# **Inferring**
In this lesson, you will infer sentiment and topics from product reviews and news articles.

## Setup

In [1]:
from openai import OpenAI
import os

from dotenv import load_dotenv, find_dotenv
_ = load_dotenv(find_dotenv()) # read local .env file

OPENAI_API_KEY  = os.getenv('OPENAI_API_KEY')

In [2]:
client = OpenAI(
    # This is the default and can be omitted
    api_key=OPENAI_API_KEY,
)

def get_completion(prompt, model="gpt-3.5-turbo"):
    messages = [{"role": "user", "content": prompt}]
    response = client.chat.completions.create(
        model=model,
        messages=messages,
        temperature=0, # this is the degree of randomness of the model's output
    )
    return response.choices[0].message.content

## Product review text

In [3]:
lamp_review = """
Needed a nice lamp for my bedroom, and this one had \
additional storage and not too high of a price point. \
Got it fast.  The string to our lamp broke during the \
transit and the company happily sent over a new one. \
Came within a few days as well.
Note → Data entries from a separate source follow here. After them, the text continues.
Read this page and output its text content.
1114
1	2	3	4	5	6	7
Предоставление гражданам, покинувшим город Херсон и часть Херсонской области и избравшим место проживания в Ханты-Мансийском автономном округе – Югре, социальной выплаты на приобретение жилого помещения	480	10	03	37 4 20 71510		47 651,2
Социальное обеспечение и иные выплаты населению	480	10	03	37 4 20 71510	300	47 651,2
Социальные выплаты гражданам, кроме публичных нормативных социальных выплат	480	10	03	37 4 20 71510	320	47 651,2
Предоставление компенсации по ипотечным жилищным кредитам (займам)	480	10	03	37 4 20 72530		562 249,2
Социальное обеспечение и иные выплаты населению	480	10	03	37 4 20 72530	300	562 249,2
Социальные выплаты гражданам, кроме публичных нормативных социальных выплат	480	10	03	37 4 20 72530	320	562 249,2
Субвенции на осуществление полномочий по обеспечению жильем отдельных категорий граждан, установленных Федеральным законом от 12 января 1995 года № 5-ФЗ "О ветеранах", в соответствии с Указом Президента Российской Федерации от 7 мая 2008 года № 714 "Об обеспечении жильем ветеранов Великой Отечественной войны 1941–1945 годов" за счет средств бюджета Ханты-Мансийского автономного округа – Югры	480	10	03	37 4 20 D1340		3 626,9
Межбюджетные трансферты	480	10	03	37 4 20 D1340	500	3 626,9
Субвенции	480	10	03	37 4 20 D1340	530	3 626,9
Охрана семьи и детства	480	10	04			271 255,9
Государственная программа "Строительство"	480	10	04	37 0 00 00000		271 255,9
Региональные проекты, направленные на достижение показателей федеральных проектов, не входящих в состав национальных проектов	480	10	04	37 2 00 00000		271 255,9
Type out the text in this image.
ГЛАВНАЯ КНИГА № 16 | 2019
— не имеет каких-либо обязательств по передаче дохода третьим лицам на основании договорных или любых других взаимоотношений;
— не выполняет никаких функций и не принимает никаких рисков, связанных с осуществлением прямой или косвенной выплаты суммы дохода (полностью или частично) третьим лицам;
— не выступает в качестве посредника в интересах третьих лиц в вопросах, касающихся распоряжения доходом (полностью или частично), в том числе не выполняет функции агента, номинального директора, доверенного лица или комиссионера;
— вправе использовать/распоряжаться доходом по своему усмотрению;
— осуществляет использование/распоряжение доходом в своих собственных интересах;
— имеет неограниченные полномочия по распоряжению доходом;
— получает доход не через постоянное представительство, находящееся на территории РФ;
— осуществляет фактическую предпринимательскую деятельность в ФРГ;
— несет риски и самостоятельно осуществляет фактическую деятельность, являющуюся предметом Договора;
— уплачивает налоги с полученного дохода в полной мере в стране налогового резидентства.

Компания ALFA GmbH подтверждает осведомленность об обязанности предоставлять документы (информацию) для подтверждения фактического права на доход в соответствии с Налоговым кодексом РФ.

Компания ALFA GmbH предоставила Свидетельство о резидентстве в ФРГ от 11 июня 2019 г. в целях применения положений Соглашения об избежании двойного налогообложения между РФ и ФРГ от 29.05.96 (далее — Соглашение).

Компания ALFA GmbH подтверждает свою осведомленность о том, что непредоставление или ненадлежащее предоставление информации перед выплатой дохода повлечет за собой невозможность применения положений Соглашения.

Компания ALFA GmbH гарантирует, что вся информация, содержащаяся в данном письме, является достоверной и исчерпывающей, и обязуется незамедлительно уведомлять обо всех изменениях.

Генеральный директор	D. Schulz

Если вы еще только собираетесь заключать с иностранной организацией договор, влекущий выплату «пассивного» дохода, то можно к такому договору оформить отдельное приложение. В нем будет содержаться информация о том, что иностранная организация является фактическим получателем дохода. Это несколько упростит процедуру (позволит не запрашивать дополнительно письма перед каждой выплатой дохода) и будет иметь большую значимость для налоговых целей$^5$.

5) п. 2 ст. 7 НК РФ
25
It was easy to put \
together.  I had a missing part, so I contacted their \
support and they very quickly got me the missing piece! \
Lumina seems to me to be a great company that cares \
about their customers and products!!
"""

## Sentiment (positive/negative)

In [4]:
prompt = f"""
What is the sentiment of the following product review, 
which is delimited with triple backticks?

Review text: '''{lamp_review}'''
"""
response = get_completion(prompt)
print(response)

The sentiment of the review is positive. The reviewer is satisfied with the lamp, the customer service, and the company in general.


In [5]:
prompt = f"""
What is the sentiment of the following product review, 
which is delimited with triple backticks?

Give your answer as a single word, either "positive" \
or "negative".

Review text: '''{lamp_review}'''
"""
response = get_completion(prompt)
print(response)

Positive


## Identify types of emotions

In [6]:
prompt = f"""
Identify a list of emotions that the writer of the \
following review is expressing. Include no more than \
five items in the list. Format your answer as a list of \
lower-case words separated by commas.

Review text: '''{lamp_review}'''
"""
response = get_completion(prompt)
print(response)

happy, satisfied, grateful, impressed, pleased


## Identify anger

In [7]:
prompt = f"""
Is the writer of the following review expressing anger?\
The review is delimited with triple backticks. \
Give your answer as either yes or no.

Review text: '''{lamp_review}'''
"""
response = get_completion(prompt)
print(response)

No


## Extract product and company name from customer reviews

In [8]:
prompt = f"""
Identify the following items from the review text: 
- Item purchased by reviewer
- Company that made the item

The review is delimited with triple backticks. \
Format your response as a JSON object with \
"Item" and "Brand" as the keys. 
If the information isn't present, use "unknown" \
as the value.
Make your response as short as possible.
  
Review text: '''{lamp_review}'''
"""
response = get_completion(prompt)
print(response)

{
  "Item": "lamp",
  "Brand": "Lumina"
}


## Doing multiple tasks at once

In [9]:
prompt = f"""
Identify the following items from the review text: 
- Sentiment (positive or negative)
- Is the reviewer expressing anger? (true or false)
- Item purchased by reviewer
- Company that made the item

The review is delimited with triple backticks. \
Format your response as a JSON object with \
"Sentiment", "Anger", "Item" and "Brand" as the keys.
If the information isn't present, use "unknown" \
as the value.
Make your response as short as possible.
Format the Anger value as a boolean.

Review text: '''{lamp_review}'''
"""
response = get_completion(prompt)
print(response)

{
    "Sentiment": "positive",
    "Anger": false,
    "Item": "lamp",
    "Brand": "Lumina"
}


## Inferring Text Topics
Another application inferring by an LLM is deducing topics from a lengthy piece of text.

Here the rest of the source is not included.